I guess you want to compare $M$ with $S^{-1}M$. The answer depends on $S$.
Let $I=\mathrm{Ann}_A(M)$ be the annihilator of $M$.
If $S\cap I\ne\emptyset$, then $S^{-1}M=0$.
More generally, we have $S^{-1}M=\{ x/s \mid x\in M, s\in S\}$. Let $F$ be the set of $x\in M$ such that $S\cap \mathrm{Ann}_A(x)=\emptyset$. Then $x/s=0$ if and only if $x\notin F$. So $S^{-1}M=\{ x/s \mid x\in F, s\in S\}$.
Now suppose $S\cap \mathrm{Ann}_A(x)=\emptyset$ for all $x\in M$. Then the canonical map $M\to S^{-1}M$ is injective. Let us show it is an isomorphism.
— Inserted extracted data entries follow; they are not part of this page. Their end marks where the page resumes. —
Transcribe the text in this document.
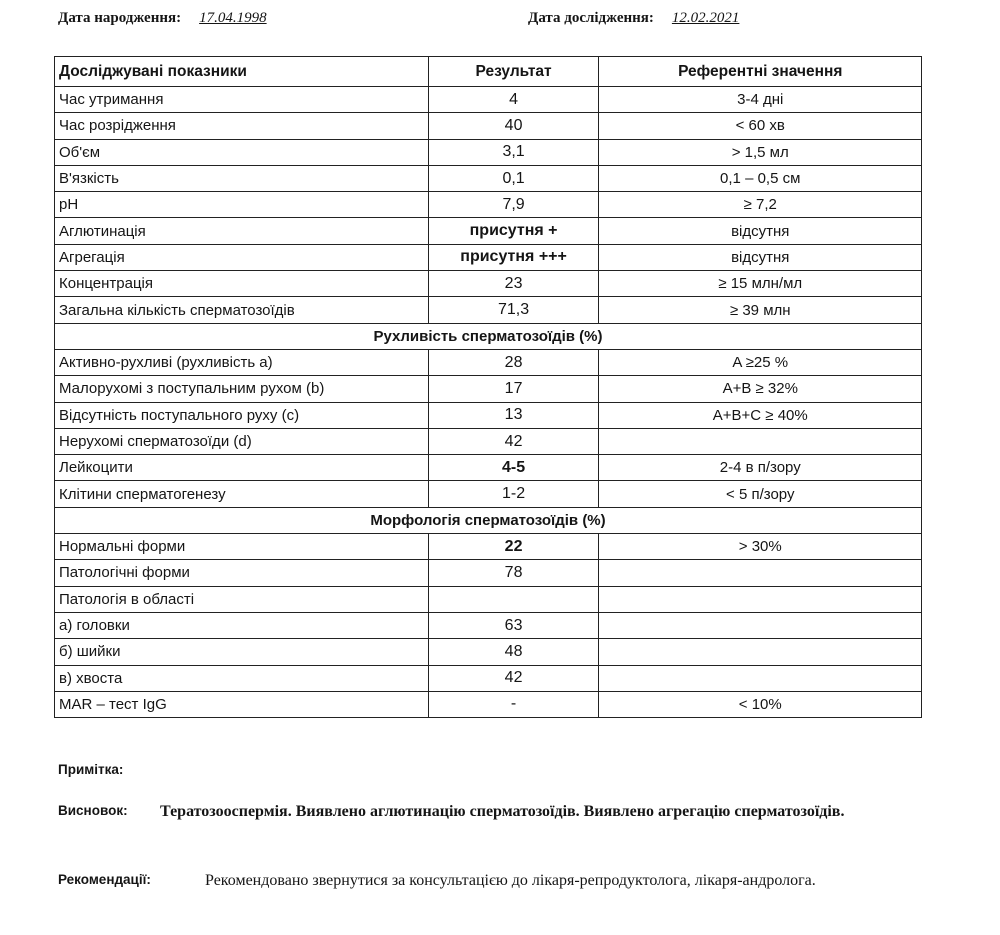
Дата народження: 17.04.1998	Дата дослідження: 12.02.2021
Досліджувані показники	Результат	Референтні значення
Час утримання	4	3-4 дні
Час розрідження	40	< 60 хв
Об'єм	3,1	> 1,5 мл
В'язкість	0,1	0,1 – 0,5 см
pH	7,9	≥ 7,2
Аглютинація	присутня +	відсутня
Агрегація	присутня +++	відсутня
Концентрація	23	≥ 15 млн/мл
Загальна кількість сперматозоїдів	71,3	≥ 39 млн
Рухливість сперматозоїдів (%)		
Активно-рухливі (рухливість a)	28	A ≥25 %
Малорухомі з поступальним рухом (b)	17	A+B ≥ 32%
Відсутність поступального руху (c)	13	A+B+C ≥ 40%
Нерухомі сперматозоїди (d)	42	
Лейкоцити	4-5	2-4 в п/зору
Клітини сперматогенезу	1-2	< 5 п/зору
Морфологія сперматозоїдів (%)		
Нормальні форми	22	> 30%
Патологічні форми	78	
Патологія в області		
а) головки	63	
б) шийки	48	
в) хвоста	42	
MAR – тест IgG	-	< 10%
Примітка:
Висновок: Тератозооспермія. Виявлено аглютинацію сперматозоїдів. Виявлено агрегацію сперматозоїдів.
Рекомендації:	Рекомендовано звернутися за консультацією до лікаря-репродуктолога, лікаря-андролога.
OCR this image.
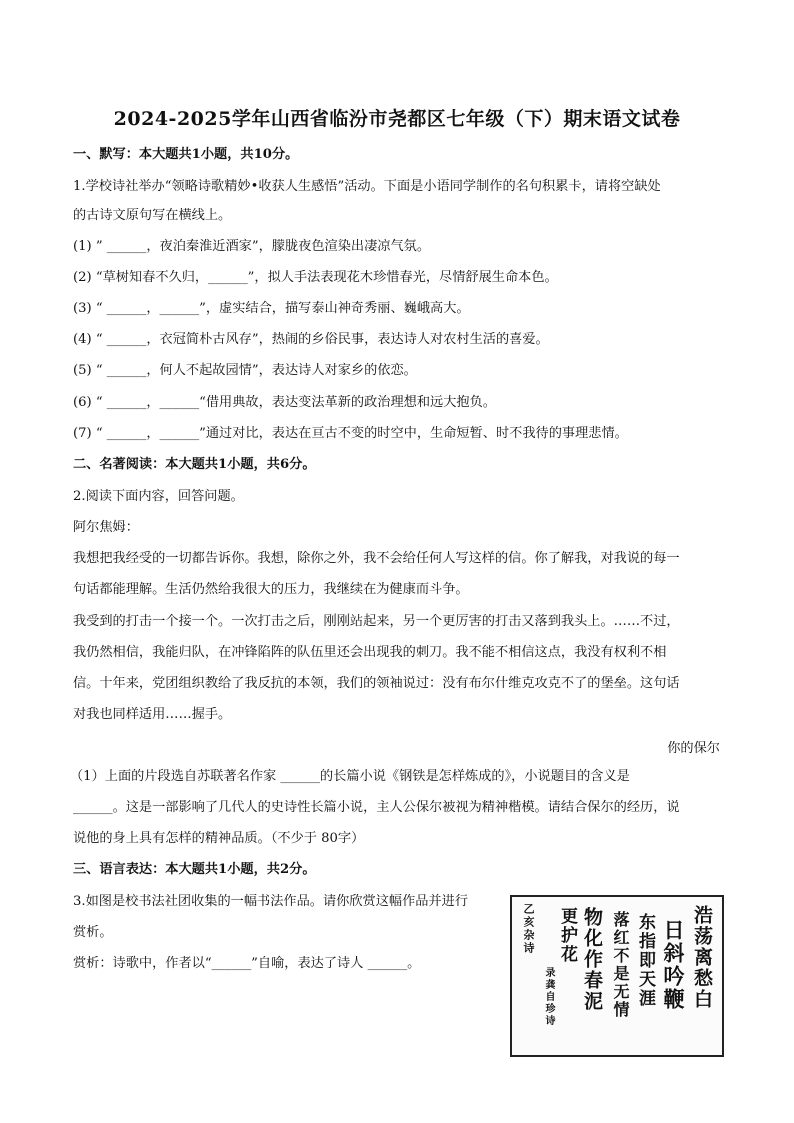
2024-2025学年山西省临汾市尧都区七年级（下）期末语文试卷
一、默写：本大题共1小题，共10分。
1.学校诗社举办“领略诗歌精妙•收获人生感悟”活动。下面是小语同学制作的名句积累卡，请将空缺处
的古诗文原句写在横线上。
(1) ” ______，夜泊秦淮近酒家”，朦胧夜色渲染出凄凉气氛。
(2) “草树知春不久归，______”，拟人手法表现花木珍惜春光，尽情舒展生命本色。
(3) “ ______，______”，虚实结合，描写泰山神奇秀丽、巍峨高大。
(4) “ ______，衣冠简朴古风存”，热闹的乡俗民事，表达诗人对农村生活的喜爱。
(5) “ ______，何人不起故园情”，表达诗人对家乡的依恋。
(6) “ ______，______“借用典故，表达变法革新的政治理想和远大抱负。
(7) “ ______，______”通过对比，表达在亘古不变的时空中，生命短暂、时不我待的事理悲情。
二、名著阅读：本大题共1小题，共6分。
2.阅读下面内容，回答问题。
阿尔焦姆：
我想把我经受的一切都告诉你。我想，除你之外，我不会给任何人写这样的信。你了解我，对我说的每一
句话都能理解。生活仍然给我很大的压力，我继续在为健康而斗争。
我受到的打击一个接一个。一次打击之后，刚刚站起来，另一个更厉害的打击又落到我头上。……不过，
我仍然相信，我能归队，在冲锋陷阵的队伍里还会出现我的刺刀。我不能不相信这点，我没有权利不相
信。十年来，党团组织教给了我反抗的本领，我们的领袖说过：没有布尔什维克攻克不了的堡垒。这句话
对我也同样适用……握手。
你的保尔
（1）上面的片段选自苏联著名作家 ______的长篇小说《钢铁是怎样炼成的》，小说题目的含义是
______。这是一部影响了几代人的史诗性长篇小说，主人公保尔被视为精神楷模。请结合保尔的经历，说
说他的身上具有怎样的精神品质。（不少于 80字）
三、语言表达：本大题共1小题，共2分。
3.如图是校书法社团收集的一幅书法作品。请你欣赏这幅作品并进行
赏析。
赏析：诗歌中，作者以“______”自喻，表达了诗人 ______。	浩荡离愁白
日斜吟鞭
东指即天涯
落红不是无情
物化作春泥
更护花
录龚自珍诗
乙亥杂诗
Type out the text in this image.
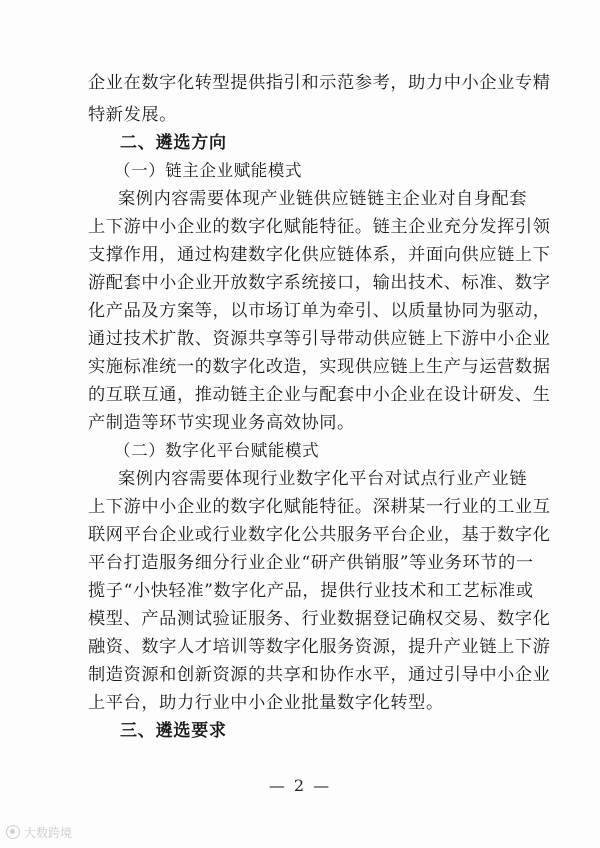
企业在数字化转型提供指引和示范参考，助力中小企业专精
特新发展。
二、遴选方向
（一）链主企业赋能模式
案例内容需要体现产业链供应链链主企业对自身配套
上下游中小企业的数字化赋能特征。链主企业充分发挥引领
支撑作用，通过构建数字化供应链体系，并面向供应链上下
游配套中小企业开放数字系统接口，输出技术、标准、数字
化产品及方案等，以市场订单为牵引、以质量协同为驱动，
通过技术扩散、资源共享等引导带动供应链上下游中小企业
实施标准统一的数字化改造，实现供应链上生产与运营数据
的互联互通，推动链主企业与配套中小企业在设计研发、生
产制造等环节实现业务高效协同。
（二）数字化平台赋能模式
案例内容需要体现行业数字化平台对试点行业产业链
上下游中小企业的数字化赋能特征。深耕某一行业的工业互
联网平台企业或行业数字化公共服务平台企业，基于数字化
平台打造服务细分行业企业“研产供销服”等业务环节的一
揽子“小快轻准”数字化产品，提供行业技术和工艺标准或
模型、产品测试验证服务、行业数据登记确权交易、数字化
融资、数字人才培训等数字化服务资源，提升产业链上下游
制造资源和创新资源的共享和协作水平，通过引导中小企业
上平台，助力行业中小企业批量数字化转型。
三、遴选要求
— 2 —
大数跨境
Let $x/s\in S^{-1}M$. Consider the multiplication-by-$s$ map $M\to M$, $y\mapsto sy$. It is injective hence bijective because $M$ is finite. So there exists $y\in M$ such that $x=sy$. Thus $x/s=y/1$ belongs to the image of $M\to S^{-1}M$ and we are done.
In your case, to have the same cardinality, you need $p\notin \mathfrak m$ for any maximal ideal of $O_K$ containing $\mathfrak a$.
Edit. Under the finiteness hypothesis on $M$, the canonical map $M\to S^{-1}M$ is always surjective.
Proof: Fix an $x/s\in S^{-1}M$. We have an increasing sequence of submodules $M_n=\{ y\in M \mid s^ny=0\}.$ As $M$ is finite, this sequence is stationary. Suppose $M_{r}=M_n$ for all $n\ge r$. Consider the (well defined) multiplication-by-$s^r$ map on $M/M_r$. If $s^r\bar{y}=0$, then $s^ry\in M_r$ and $s^r(s^ry)=0$. Hence $y\in M_{2r}=M_r$ and $\bar{y}=0$. Therefore $M/M_r\to M/M_r$ is injective, thus bijective. Let $y\in M$ such that $s^ry=x$ in $M/M_r$. We have $s^ry=x+z$ with $s^rz=0$. So $ s^{r-1}y=x/s+ zs^r/s^{r+1}=x/s.$